Slowly we learned his painful story. My son was very down and lost. He wandered the streets, finally entering a hospital because he had nowhere to turn. They gave him a quick diagnosis, heavily medicated him, and put him to bed.
Then trouble began. My son is very sensitive to medication. His vital signs wavered and his body began to shut down. Through his fog, he realized he had a serious problem and drug himself to the nurse station. They rushed him to another medical facility, which scrambled to pull him back from the edge. They flushed out the medications that were draining the life from his body. Slowly he rebounded.
Hearing from him again, we found the hospital. The staff were not interested in talking to us. Even the doctor wouldn’t talk to us. After all, they had to protect his privacy. Protect him? He almost died!

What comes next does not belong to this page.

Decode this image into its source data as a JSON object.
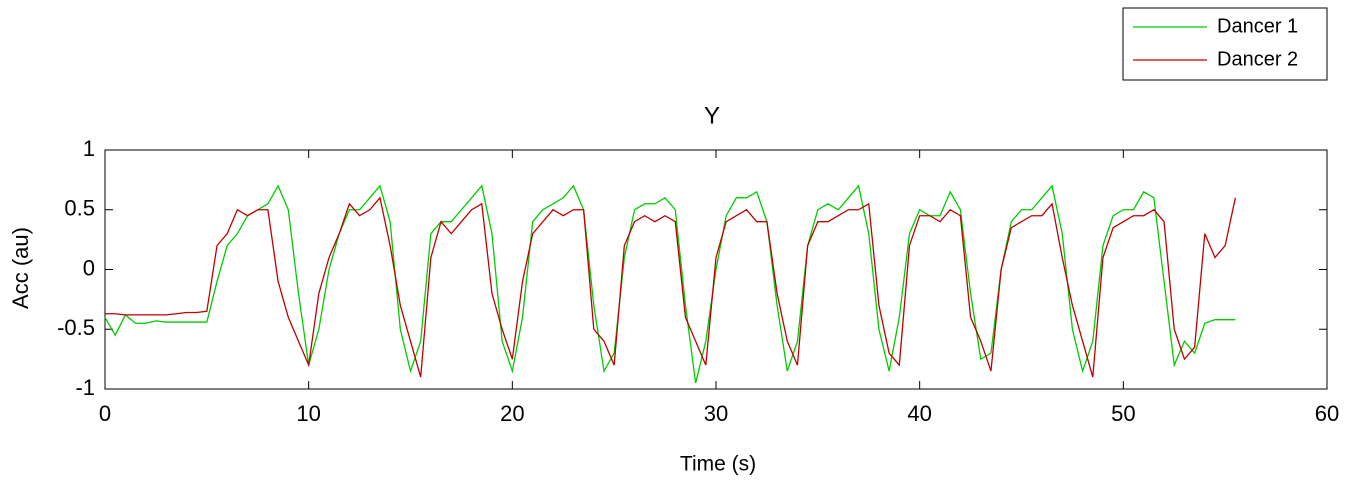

One day an angel walked into my son’s life, a lovely girl he briefly met in Moscow. This encounter ignited a small flame that never went out. The angel appeared in Albuquerque. My son warned her about his bouts of depression. He hospitalized himself several more times. But his angel endured.
With the right treatment, my son has improved steadily, but slowly, as his medications were gradually refined. Things are not perfect now and we know he will never be his old self. But in some ways he’s better than he used to be. He has genuine interest in others and has softened his expectations of me. His face now reflects peace in his soul, kindness in his heart, and smiles of joy. For this, I’m so happy. There will still be shadows to come but he now has his future back.